Eriwan - Er lag unter einem dicken Haufen Schafdung: In einer Höhle in Armenien haben Wissenschaftler den ältesten Lederschuh der Welt entdeckt. Er hat Größe 37, ist rund 5500 Jahre alt und damit einige Jahrhunderte älter als die Fußbekleidung der Gletschermumie "Ötzi". "Ich war begeistert, dass sogar die Schnürsenkel erhalten sind", sagte die Doktorandin Diana Sardarjan vom Institut für Archäologie der Kaukasus-Republik. Sie gehört zu dem internationalen Forscherteam, das den Fund jetzt im Fachblatt "PLoS One" vorgestellt hat.

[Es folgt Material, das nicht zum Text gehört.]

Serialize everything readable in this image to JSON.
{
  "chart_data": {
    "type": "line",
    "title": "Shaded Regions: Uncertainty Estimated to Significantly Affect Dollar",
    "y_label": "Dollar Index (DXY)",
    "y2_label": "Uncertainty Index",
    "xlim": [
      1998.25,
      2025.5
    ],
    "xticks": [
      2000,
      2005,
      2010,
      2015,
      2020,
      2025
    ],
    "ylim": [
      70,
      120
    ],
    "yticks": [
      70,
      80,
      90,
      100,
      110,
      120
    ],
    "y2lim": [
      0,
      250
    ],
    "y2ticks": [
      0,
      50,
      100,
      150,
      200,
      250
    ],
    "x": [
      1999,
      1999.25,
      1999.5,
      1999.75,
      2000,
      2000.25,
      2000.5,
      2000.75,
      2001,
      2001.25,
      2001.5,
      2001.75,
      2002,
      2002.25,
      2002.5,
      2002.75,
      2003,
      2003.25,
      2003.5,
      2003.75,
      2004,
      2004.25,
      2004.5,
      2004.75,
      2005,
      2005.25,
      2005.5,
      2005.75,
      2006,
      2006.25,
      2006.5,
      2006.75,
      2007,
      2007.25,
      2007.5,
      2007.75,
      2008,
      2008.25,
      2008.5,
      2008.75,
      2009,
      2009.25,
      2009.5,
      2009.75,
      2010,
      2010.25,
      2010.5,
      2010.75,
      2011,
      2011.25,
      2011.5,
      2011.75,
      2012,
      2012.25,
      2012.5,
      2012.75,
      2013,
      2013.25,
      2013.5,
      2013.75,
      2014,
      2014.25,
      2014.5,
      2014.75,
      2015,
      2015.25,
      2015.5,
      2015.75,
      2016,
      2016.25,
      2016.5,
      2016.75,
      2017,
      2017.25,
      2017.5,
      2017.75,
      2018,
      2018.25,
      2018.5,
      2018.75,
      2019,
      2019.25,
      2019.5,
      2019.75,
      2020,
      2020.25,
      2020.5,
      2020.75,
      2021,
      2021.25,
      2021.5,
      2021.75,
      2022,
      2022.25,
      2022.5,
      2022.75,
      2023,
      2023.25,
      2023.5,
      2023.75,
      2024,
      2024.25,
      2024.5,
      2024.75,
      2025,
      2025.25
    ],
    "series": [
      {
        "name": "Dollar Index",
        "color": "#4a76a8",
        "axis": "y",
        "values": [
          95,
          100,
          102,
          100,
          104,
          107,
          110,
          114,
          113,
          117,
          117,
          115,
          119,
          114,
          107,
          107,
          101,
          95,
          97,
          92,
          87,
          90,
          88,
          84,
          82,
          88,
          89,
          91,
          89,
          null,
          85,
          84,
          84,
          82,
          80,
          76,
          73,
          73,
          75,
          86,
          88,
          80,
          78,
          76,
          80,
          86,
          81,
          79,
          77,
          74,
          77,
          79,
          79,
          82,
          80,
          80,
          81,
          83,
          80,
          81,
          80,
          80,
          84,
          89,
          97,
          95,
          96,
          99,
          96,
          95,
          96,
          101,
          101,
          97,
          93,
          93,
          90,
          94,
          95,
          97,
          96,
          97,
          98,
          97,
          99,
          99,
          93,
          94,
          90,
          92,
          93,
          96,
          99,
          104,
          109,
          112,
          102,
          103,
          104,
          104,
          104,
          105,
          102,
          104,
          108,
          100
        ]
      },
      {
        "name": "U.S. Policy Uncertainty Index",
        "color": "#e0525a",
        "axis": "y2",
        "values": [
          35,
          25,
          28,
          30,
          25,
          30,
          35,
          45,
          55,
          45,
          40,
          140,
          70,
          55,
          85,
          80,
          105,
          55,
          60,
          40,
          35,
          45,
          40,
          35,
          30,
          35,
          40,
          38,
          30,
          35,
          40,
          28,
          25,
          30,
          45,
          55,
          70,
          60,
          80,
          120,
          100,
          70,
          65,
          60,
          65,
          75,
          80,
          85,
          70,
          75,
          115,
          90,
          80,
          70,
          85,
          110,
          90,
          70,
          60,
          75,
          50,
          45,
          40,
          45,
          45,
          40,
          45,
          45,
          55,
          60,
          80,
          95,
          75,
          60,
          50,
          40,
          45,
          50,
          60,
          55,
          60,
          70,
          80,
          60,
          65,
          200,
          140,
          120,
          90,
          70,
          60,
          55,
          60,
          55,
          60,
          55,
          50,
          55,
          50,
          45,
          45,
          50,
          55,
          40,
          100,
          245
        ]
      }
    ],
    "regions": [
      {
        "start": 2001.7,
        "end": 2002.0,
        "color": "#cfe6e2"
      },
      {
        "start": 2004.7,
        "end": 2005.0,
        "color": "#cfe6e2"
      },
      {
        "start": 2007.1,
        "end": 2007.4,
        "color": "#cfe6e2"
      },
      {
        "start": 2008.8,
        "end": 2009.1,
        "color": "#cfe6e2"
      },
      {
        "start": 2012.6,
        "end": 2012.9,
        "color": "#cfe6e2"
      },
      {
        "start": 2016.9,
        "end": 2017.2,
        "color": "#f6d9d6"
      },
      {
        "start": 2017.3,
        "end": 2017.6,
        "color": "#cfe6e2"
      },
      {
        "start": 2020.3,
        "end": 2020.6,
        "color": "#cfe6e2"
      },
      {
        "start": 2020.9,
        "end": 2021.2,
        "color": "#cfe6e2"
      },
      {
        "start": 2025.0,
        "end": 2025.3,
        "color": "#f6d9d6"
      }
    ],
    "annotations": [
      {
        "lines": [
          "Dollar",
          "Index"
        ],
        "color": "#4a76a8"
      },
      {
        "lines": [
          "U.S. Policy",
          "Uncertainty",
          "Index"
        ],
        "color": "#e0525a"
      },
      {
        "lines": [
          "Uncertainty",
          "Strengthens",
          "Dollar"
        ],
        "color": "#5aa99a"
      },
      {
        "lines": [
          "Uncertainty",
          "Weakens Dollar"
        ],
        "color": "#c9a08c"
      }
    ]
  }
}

Der Schuh ist 24,5 Zentimeter lang, bis zu zehn Zentimeter breit und passt zu einem rechten Fuß. "Wir wissen nicht, ob der Schuh einem Mann oder einer Frau gehörte", sagt Ron Pinhasi vom University College im irischen Cork, Mitautor der Studie. Denn Männer seien damals deutlich kleiner gewesen als heute.
Der Fund sei wegen des kühlen und trockenen Klimas in der Höhle in der Provinz Wajotz Dsor im Süden Armeniens in gutem Zustand. Deshalb dachten die Forscher zunächst, dass der Schuh, der bereits 2008 entdeckt worden war, nur einige hundert Jahre alt sei. Doch Tests in Großbritannien und den USA belegten schließlich die Sensation: Der Schuh stammt etwa aus dem Jahr 3500 vor Christus und ist damit rund 1000 Jahre älter als die Große Pyramide von Giseh in Ägypten.
Der Ledertreter sei aus einem einzigen Stück der Haut eines Schweins oder eines Stiers gefertigt worden, hieß es. Daneben fanden sich unter anderem ein zerbrochener Krug und Ziegenhörner. Als älteste Fußbekleidung der Welt überhaupt gelten etwa 7500 Jahre alte Sandalen aus Pflanzenmaterialien, die vor mehreren Jahrzehnten im US-Bundesstaat Missouri entdeckt worden waren.
Aufregend ist der armenische Fund für die Wissenschaftler auch, weil ähnliche Schuhe noch bis in die 1950er Jahre auf den westirischen Aran-Inseln getragen wurden. Die Herstellungsart und der Stil zeigten, dass solche Schuhe über Jahrtausende in den unterschiedlichsten Regionen verbreitet gewesen seien, sagte Pinhasi.
Ob dem Fundort in der Provinz Wajotz Dsor im Grenzgebiet zur aserbaidschanischen Exklave Nachitschewan vor Jahrtausenden eine besondere Bedeutung zukam, ist noch unklar. Es gebe in der Höhle auch Kindergräber, sagte Pinhasi. "Aber es ist so wenig bekannt über diesen Zeitraum, dass wir nicht mit Sicherheit sagen können, warum alle diese Objekte hier gefunden wurden." Nun sollen auch die anderen Kammern der Höhle inspiziert werden.